By “hijacking” these normal signaling mechanisms, the cancer cells are not only able to support their own health, but they also lay the groundwork for their own reproduction by modifying their microenvironments to their benefit. For example, fibroblasts (FBs), in the tumor microenvironment, are reprogrammed by the tumor cells, to secrete linear filamental structures for facilitating tumor metastasis. Rather than attacking the cancer cells directly, then, Parvin’s Lab has had success in, effectively, inhibiting the cancer cells from hijacking these signals by changing their microenvironments.

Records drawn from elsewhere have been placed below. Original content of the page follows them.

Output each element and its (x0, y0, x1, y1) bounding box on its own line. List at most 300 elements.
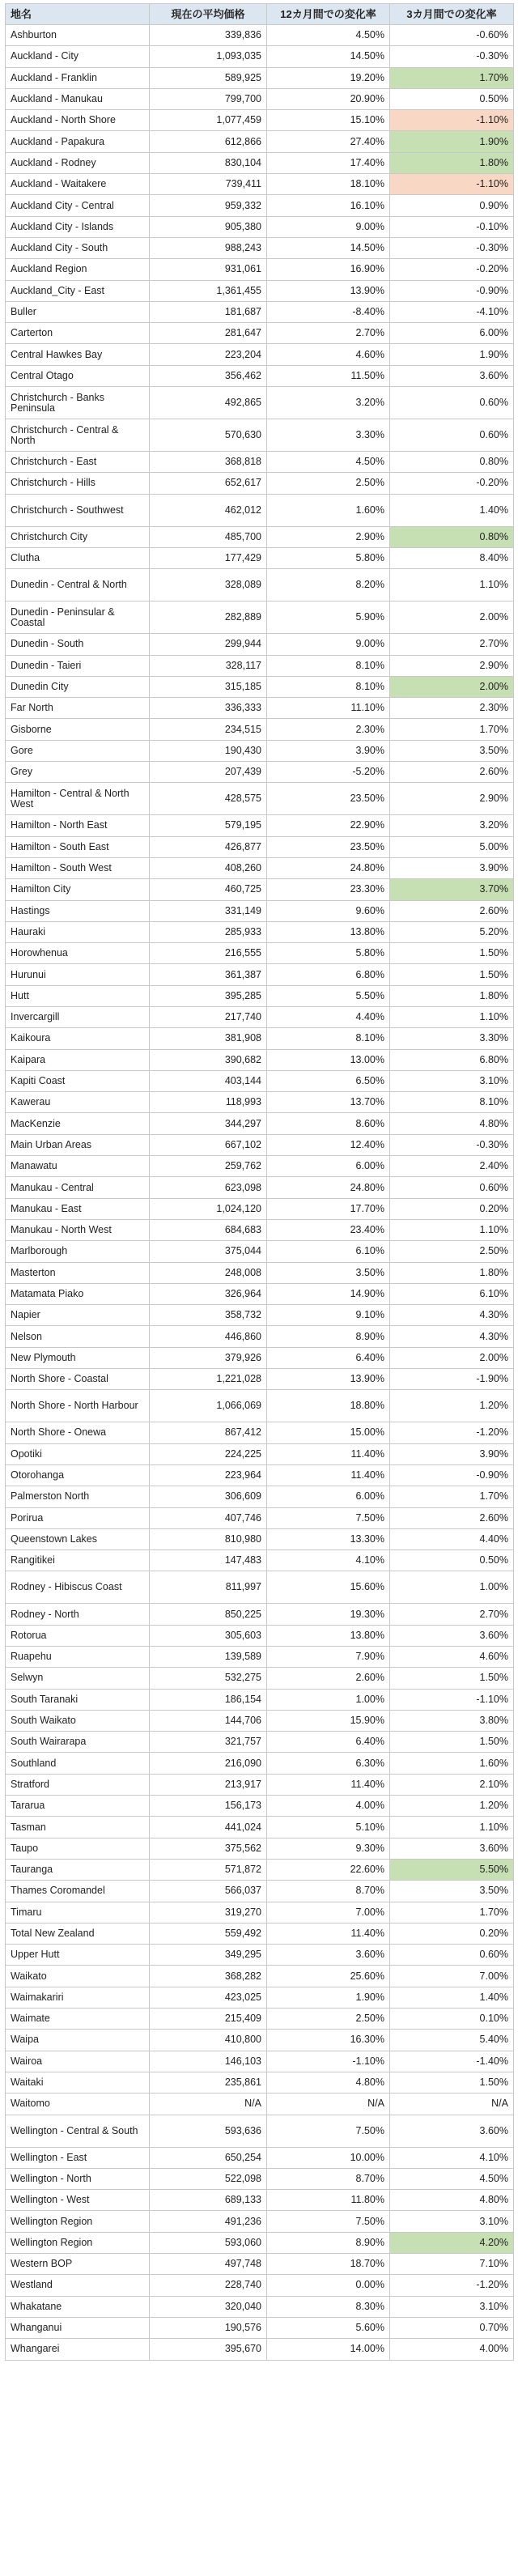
cell-change-12m: 15.00% (267, 1422, 390, 1443)
cell-region: Buller (6, 301, 150, 322)
cell-region: Palmerston North (6, 1486, 150, 1507)
cell-average-price: 1,077,459 (150, 110, 267, 131)
cell-average-price: 328,117 (150, 655, 267, 676)
cell-change-12m: 9.30% (267, 1838, 390, 1859)
cell-region: Auckland - Papakura (6, 131, 150, 152)
cell-change-12m: 3.90% (267, 740, 390, 761)
cell-change-12m: 27.40% (267, 131, 390, 152)
cell-average-price: 156,173 (150, 1796, 267, 1817)
cell-change-3m: 4.20% (390, 2232, 514, 2253)
cell-average-price: 361,387 (150, 964, 267, 985)
cell-change-12m: 24.80% (267, 1177, 390, 1198)
cell-region: Central Otago (6, 365, 150, 386)
cell-change-3m: 3.50% (390, 740, 514, 761)
cell-change-12m: 8.90% (267, 2232, 390, 2253)
cell-change-3m: 2.70% (390, 634, 514, 655)
table-row (6, 237, 514, 258)
cell-region: New Plymouth (6, 1347, 150, 1368)
cell-average-price: 810,980 (150, 1528, 267, 1549)
cell-average-price: 328,089 (150, 569, 267, 601)
cell-change-12m: 3.60% (267, 1945, 390, 1966)
cell-region: Auckland City - South (6, 237, 150, 258)
cell-region: Western BOP (6, 2254, 150, 2275)
cell-change-12m: 3.30% (267, 419, 390, 452)
cell-average-price: 423,025 (150, 1987, 267, 2008)
cell-change-3m: -1.90% (390, 1369, 514, 1390)
cell-average-price: 356,462 (150, 365, 267, 386)
table-row (6, 2115, 514, 2147)
cell-average-price: 375,562 (150, 1838, 267, 1859)
cell-change-3m: -4.10% (390, 301, 514, 322)
cell-change-12m: -1.10% (267, 2051, 390, 2072)
cell-average-price: 959,332 (150, 195, 267, 216)
cell-change-3m: 2.60% (390, 900, 514, 921)
cell-change-12m: 5.90% (267, 601, 390, 634)
cell-average-price: 811,997 (150, 1571, 267, 1604)
cell-region: Waitomo (6, 2094, 150, 2115)
cell-change-12m: 4.10% (267, 1550, 390, 1571)
cell-change-12m: 8.10% (267, 1028, 390, 1049)
cell-average-price: 216,090 (150, 1753, 267, 1774)
cell-region: Hauraki (6, 921, 150, 942)
table-row (6, 1049, 514, 1070)
table-row (6, 676, 514, 697)
cell-change-3m: 2.90% (390, 783, 514, 815)
table-row (6, 655, 514, 676)
cell-change-3m: 2.70% (390, 1604, 514, 1625)
cell-region: Auckland City - Islands (6, 216, 150, 237)
cell-change-12m: 2.50% (267, 473, 390, 494)
cell-change-3m: -1.10% (390, 1689, 514, 1710)
cell-region: Whanganui (6, 2317, 150, 2338)
cell-change-3m: 4.50% (390, 2168, 514, 2189)
cell-change-12m: 23.30% (267, 879, 390, 900)
cell-average-price: 223,964 (150, 1464, 267, 1486)
cell-change-3m: 1.70% (390, 719, 514, 740)
cell-region: Napier (6, 1305, 150, 1326)
table-row (6, 2009, 514, 2030)
cell-change-3m: 1.80% (390, 152, 514, 173)
table-row (6, 1625, 514, 1646)
header-row (6, 4, 514, 25)
cell-average-price: 403,144 (150, 1070, 267, 1091)
cell-change-12m: 4.00% (267, 1796, 390, 1817)
cell-change-12m: -8.40% (267, 301, 390, 322)
cell-region: Wellington - Central & South (6, 2115, 150, 2147)
cell-change-3m: 1.10% (390, 1006, 514, 1027)
cell-change-12m: 13.90% (267, 1369, 390, 1390)
cell-region: Timaru (6, 1902, 150, 1923)
table-row (6, 473, 514, 494)
table-row (6, 25, 514, 46)
table-row (6, 1710, 514, 1731)
cell-average-price: 612,866 (150, 131, 267, 152)
cell-average-price: 306,609 (150, 1486, 267, 1507)
cell-region: Ashburton (6, 25, 150, 46)
cell-change-12m: 14.50% (267, 237, 390, 258)
cell-average-price: N/A (150, 2094, 267, 2115)
table-row (6, 1443, 514, 1464)
table-row (6, 323, 514, 344)
cell-average-price: 234,515 (150, 719, 267, 740)
cell-average-price: 407,746 (150, 1507, 267, 1528)
header-change-3m: 3カ月間での変化率 (390, 4, 514, 25)
cell-change-3m: 3.90% (390, 1443, 514, 1464)
cell-average-price: 368,282 (150, 1966, 267, 1987)
cell-region: Auckland Region (6, 259, 150, 280)
cell-region: Rodney - North (6, 1604, 150, 1625)
cell-average-price: 390,682 (150, 1049, 267, 1070)
cell-region: Gore (6, 740, 150, 761)
table-row (6, 1134, 514, 1155)
table-row (6, 2051, 514, 2072)
table-row (6, 943, 514, 964)
cell-region: Wellington - North (6, 2168, 150, 2189)
cell-change-3m: 3.10% (390, 2211, 514, 2232)
cell-change-3m: 2.00% (390, 601, 514, 634)
cell-change-12m: 18.70% (267, 2254, 390, 2275)
table-row (6, 1647, 514, 1668)
cell-change-3m: 3.60% (390, 2115, 514, 2147)
table-row (6, 174, 514, 195)
table-row (6, 879, 514, 900)
cell-change-12m: 25.60% (267, 1966, 390, 1987)
cell-change-3m: 4.10% (390, 2147, 514, 2168)
table-row (6, 1817, 514, 1838)
cell-average-price: 589,925 (150, 67, 267, 88)
cell-average-price: 667,102 (150, 1134, 267, 1155)
cell-change-12m: 8.60% (267, 1113, 390, 1134)
table-row (6, 301, 514, 322)
cell-region: Auckland - Rodney (6, 152, 150, 173)
cell-region: Christchurch City (6, 526, 150, 547)
cell-average-price: 344,297 (150, 1113, 267, 1134)
cell-region: Hamilton - South West (6, 857, 150, 878)
cell-change-3m: 5.40% (390, 2030, 514, 2051)
cell-region: MacKenzie (6, 1113, 150, 1134)
cell-average-price: 349,295 (150, 1945, 267, 1966)
cell-region: Southland (6, 1753, 150, 1774)
table-row (6, 494, 514, 526)
table-row (6, 280, 514, 301)
cell-average-price: 375,044 (150, 1241, 267, 1262)
cell-change-12m: 4.40% (267, 1006, 390, 1027)
cell-change-12m: 9.00% (267, 634, 390, 655)
cell-region: Clutha (6, 547, 150, 568)
cell-change-12m: 15.90% (267, 1710, 390, 1731)
cell-average-price: 139,589 (150, 1647, 267, 1668)
cell-average-price: 739,411 (150, 174, 267, 195)
cell-region: Auckland - North Shore (6, 110, 150, 131)
table-row (6, 1422, 514, 1443)
cell-change-12m: 11.40% (267, 1923, 390, 1944)
cell-change-3m: 4.30% (390, 1305, 514, 1326)
table-row (6, 1507, 514, 1528)
cell-average-price: 867,412 (150, 1422, 267, 1443)
cell-region: Waimate (6, 2009, 150, 2030)
table-row (6, 1006, 514, 1027)
table-row (6, 195, 514, 216)
cell-average-price: 235,861 (150, 2072, 267, 2093)
table-row (6, 1987, 514, 2008)
table-row (6, 46, 514, 67)
table-row (6, 569, 514, 601)
table-row (6, 2030, 514, 2051)
table-row (6, 547, 514, 568)
cell-average-price: 177,429 (150, 547, 267, 568)
cell-average-price: 215,409 (150, 2009, 267, 2030)
table-row (6, 419, 514, 452)
cell-change-3m: 0.20% (390, 1923, 514, 1944)
cell-change-12m: 8.20% (267, 569, 390, 601)
table-row (6, 1219, 514, 1240)
cell-average-price: 460,725 (150, 879, 267, 900)
cell-change-3m: 2.30% (390, 698, 514, 719)
cell-average-price: 339,836 (150, 25, 267, 46)
table-row (6, 2147, 514, 2168)
cell-change-12m: 18.10% (267, 174, 390, 195)
cell-region: Auckland - Manukau (6, 88, 150, 109)
table-row (6, 1902, 514, 1923)
cell-change-12m: 6.80% (267, 964, 390, 985)
cell-change-3m: 2.00% (390, 676, 514, 697)
cell-region: Auckland - Franklin (6, 67, 150, 88)
cell-average-price: 850,225 (150, 1604, 267, 1625)
cell-average-price: 566,037 (150, 1881, 267, 1902)
cell-change-12m: 22.60% (267, 1859, 390, 1880)
table-row (6, 698, 514, 719)
cell-region: Kaikoura (6, 1028, 150, 1049)
header-average-price: 現在の平均価格 (150, 4, 267, 25)
table-row (6, 526, 514, 547)
cell-change-3m: 5.00% (390, 836, 514, 857)
cell-region: Kaipara (6, 1049, 150, 1070)
table-row (6, 857, 514, 878)
table-row (6, 1859, 514, 1880)
cell-change-3m: 6.00% (390, 323, 514, 344)
table-row (6, 762, 514, 783)
cell-region: Tararua (6, 1796, 150, 1817)
cell-change-3m: 1.10% (390, 569, 514, 601)
cell-average-price: 379,926 (150, 1347, 267, 1368)
cell-change-3m: 3.60% (390, 1625, 514, 1646)
cell-change-3m: 2.10% (390, 1774, 514, 1795)
table-row (6, 2254, 514, 2275)
table-row (6, 110, 514, 131)
cell-average-price: 799,700 (150, 88, 267, 109)
cell-average-price: 248,008 (150, 1262, 267, 1283)
cell-change-3m: 1.10% (390, 1219, 514, 1240)
cell-change-3m: 0.20% (390, 1198, 514, 1219)
table-row (6, 1369, 514, 1390)
cell-region: South Taranaki (6, 1689, 150, 1710)
cell-average-price: 190,430 (150, 740, 267, 761)
cell-change-12m: 23.40% (267, 1219, 390, 1240)
cell-average-price: 497,748 (150, 2254, 267, 2275)
cell-change-12m: 4.80% (267, 2072, 390, 2093)
cell-average-price: 492,865 (150, 387, 267, 419)
cell-change-12m: 11.40% (267, 1443, 390, 1464)
cell-average-price: 426,877 (150, 836, 267, 857)
cell-change-12m: 1.00% (267, 1689, 390, 1710)
cell-region: Dunedin - Peninsular & Coastal (6, 601, 150, 634)
cell-change-3m: 4.00% (390, 2339, 514, 2360)
cell-average-price: 532,275 (150, 1668, 267, 1689)
cell-change-12m: 1.60% (267, 494, 390, 526)
cell-change-12m: 2.30% (267, 719, 390, 740)
cell-average-price: 223,204 (150, 344, 267, 365)
cell-average-price: 320,040 (150, 2296, 267, 2317)
cell-change-3m: 1.50% (390, 2072, 514, 2093)
cell-region: Hamilton City (6, 879, 150, 900)
cell-average-price: 207,439 (150, 762, 267, 783)
table-row (6, 1198, 514, 1219)
cell-average-price: 228,740 (150, 2275, 267, 2296)
table-row (6, 1838, 514, 1859)
cell-region: Queenstown Lakes (6, 1528, 150, 1549)
cell-change-3m: 4.80% (390, 1113, 514, 1134)
cell-average-price: 522,098 (150, 2168, 267, 2189)
table-row (6, 1528, 514, 1549)
cell-change-12m: 15.60% (267, 1571, 390, 1604)
cell-region: Auckland_City - East (6, 280, 150, 301)
cell-region: Dunedin - Taieri (6, 655, 150, 676)
cell-region: Kapiti Coast (6, 1070, 150, 1091)
cell-region: Far North (6, 698, 150, 719)
header-change-12m: 12カ月間での変化率 (267, 4, 390, 25)
cell-change-3m: 3.30% (390, 1028, 514, 1049)
cell-region: Upper Hutt (6, 1945, 150, 1966)
cell-region: Rotorua (6, 1625, 150, 1646)
cell-change-3m: -0.90% (390, 1464, 514, 1486)
table-row (6, 2232, 514, 2253)
cell-average-price: 462,012 (150, 494, 267, 526)
table-row (6, 1156, 514, 1177)
table-row (6, 2072, 514, 2093)
cell-change-3m: 5.50% (390, 1859, 514, 1880)
cell-average-price: 491,236 (150, 2211, 267, 2232)
cell-average-price: 181,687 (150, 301, 267, 322)
cell-region: Wairoa (6, 2051, 150, 2072)
table-row (6, 836, 514, 857)
cell-change-12m: 6.00% (267, 1486, 390, 1507)
cell-average-price: 1,221,028 (150, 1369, 267, 1390)
cell-region: Christchurch - Southwest (6, 494, 150, 526)
cell-change-3m: 6.10% (390, 1283, 514, 1304)
table-row (6, 1113, 514, 1134)
cell-change-12m: 5.60% (267, 2317, 390, 2338)
table-row (6, 1486, 514, 1507)
cell-region: Kawerau (6, 1092, 150, 1113)
cell-region: Christchurch - Hills (6, 473, 150, 494)
cell-change-3m: 2.40% (390, 1156, 514, 1177)
cell-region: Horowhenua (6, 943, 150, 964)
cell-change-3m: 1.40% (390, 494, 514, 526)
cell-change-12m: 19.30% (267, 1604, 390, 1625)
cell-change-3m: 1.00% (390, 1571, 514, 1604)
cell-change-3m: 1.10% (390, 1817, 514, 1838)
table-row (6, 985, 514, 1006)
cell-region: Manawatu (6, 1156, 150, 1177)
table-row (6, 2339, 514, 2360)
cell-change-3m: N/A (390, 2094, 514, 2115)
cell-region: North Shore - North Harbour (6, 1390, 150, 1422)
cell-region: Auckland City - Central (6, 195, 150, 216)
cell-region: Marlborough (6, 1241, 150, 1262)
table-row (6, 1604, 514, 1625)
cell-change-3m: 0.50% (390, 1550, 514, 1571)
cell-change-12m: 11.10% (267, 698, 390, 719)
cell-change-3m: -1.20% (390, 2275, 514, 2296)
cell-region: South Waikato (6, 1710, 150, 1731)
cell-average-price: 408,260 (150, 857, 267, 878)
cell-average-price: 1,066,069 (150, 1390, 267, 1422)
cell-change-3m: 8.40% (390, 547, 514, 568)
cell-change-3m: -0.20% (390, 259, 514, 280)
cell-change-12m: 12.40% (267, 1134, 390, 1155)
cell-average-price: 428,575 (150, 783, 267, 815)
cell-region: Waimakariri (6, 1987, 150, 2008)
cell-change-12m: 3.20% (267, 387, 390, 419)
cell-change-12m: 4.60% (267, 344, 390, 365)
cell-region: Manukau - North West (6, 1219, 150, 1240)
cell-region: South Wairarapa (6, 1732, 150, 1753)
table-row (6, 719, 514, 740)
table-row (6, 2168, 514, 2189)
cell-change-12m: 16.10% (267, 195, 390, 216)
cell-region: Manukau - Central (6, 1177, 150, 1198)
cell-average-price: 931,061 (150, 259, 267, 280)
cell-change-3m: 0.60% (390, 419, 514, 452)
cell-change-3m: 3.70% (390, 879, 514, 900)
cell-change-12m: 23.50% (267, 836, 390, 857)
cell-change-3m: 0.50% (390, 88, 514, 109)
cell-average-price: 689,133 (150, 2190, 267, 2211)
cell-change-3m: 2.60% (390, 762, 514, 783)
cell-change-3m: -1.40% (390, 2051, 514, 2072)
cell-change-3m: -0.20% (390, 473, 514, 494)
cell-average-price: 224,225 (150, 1443, 267, 1464)
cell-change-3m: 2.90% (390, 655, 514, 676)
table-row (6, 921, 514, 942)
table-row (6, 2317, 514, 2338)
table-row (6, 2275, 514, 2296)
cell-change-12m: 5.80% (267, 943, 390, 964)
cell-region: Rangitikei (6, 1550, 150, 1571)
cell-change-3m: 1.70% (390, 1486, 514, 1507)
cell-change-12m: 9.00% (267, 216, 390, 237)
cell-region: Masterton (6, 1262, 150, 1283)
cell-change-3m: 2.50% (390, 1241, 514, 1262)
cell-change-12m: -5.20% (267, 762, 390, 783)
cell-average-price: 336,333 (150, 698, 267, 719)
cell-change-3m: 1.20% (390, 1390, 514, 1422)
cell-change-12m: 13.00% (267, 1049, 390, 1070)
cell-average-price: 559,492 (150, 1923, 267, 1944)
cell-average-price: 190,576 (150, 2317, 267, 2338)
cell-change-12m: 13.30% (267, 1528, 390, 1549)
cell-region: Tasman (6, 1817, 150, 1838)
cell-change-3m: 6.80% (390, 1049, 514, 1070)
cell-region: Hastings (6, 900, 150, 921)
cell-change-12m: 8.70% (267, 1881, 390, 1902)
cell-average-price: 623,098 (150, 1177, 267, 1198)
cell-region: Hamilton - Central & North West (6, 783, 150, 815)
table-row (6, 259, 514, 280)
cell-region: Christchurch - East (6, 452, 150, 473)
cell-change-3m: 4.60% (390, 1647, 514, 1668)
cell-region: Waipa (6, 2030, 150, 2051)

“In a healthy mammary gland, fibroblasts (FBs) overexpress a receptor molecule called CD36, which in turn provide the necessary signaling for the normal functioning of the mammary gland. But breast cancer cells can hijack this receptor molecule while instructing fibroblasts to suppress its expression,” Parvin said. “Our laboratory has developed a protocol and elucidated key signaling molecules in normal mammary glands; hence, by reinstating the normal signaling, within the microenvironment, tumors can be suppressed and fibroblasts can be reprogrammed into their normal state.”
Among the benefits of Parvin’s Lab approach is that it will allow inhibiting proliferation of breast cancer epithelial cells but leaving normal ones intact. For example, although traditional chemotherapy treatments target tumors, they also damage normal epithelial and stromal cells.
“The main advantages of this type of therapy will be reduced toxicity and frequency of recurrence because the therapy is based on naturally occurring proteins in the extracellular matrix.”
“The treatment kills the tumor, reverts FBs back to their natural state, and reprograms the tumor microenvironment,” Parvin said. “The main advantages of this type of therapy will be reduced toxicity and frequency of recurrence because the therapy is based on naturally occurring proteins in the extracellular matrix."
With favorable experimental results, Parvin’s lab is now investigating the most effective methods for administering treatment. They are investigating molecular cargo delivery of messenger RNA into the blood stream, a gene therapy method that has come to the forefront as a result of the fight against COVID-19. While these studies are still preliminary, as new developments arise, they can be followed in Parvin’s research publications.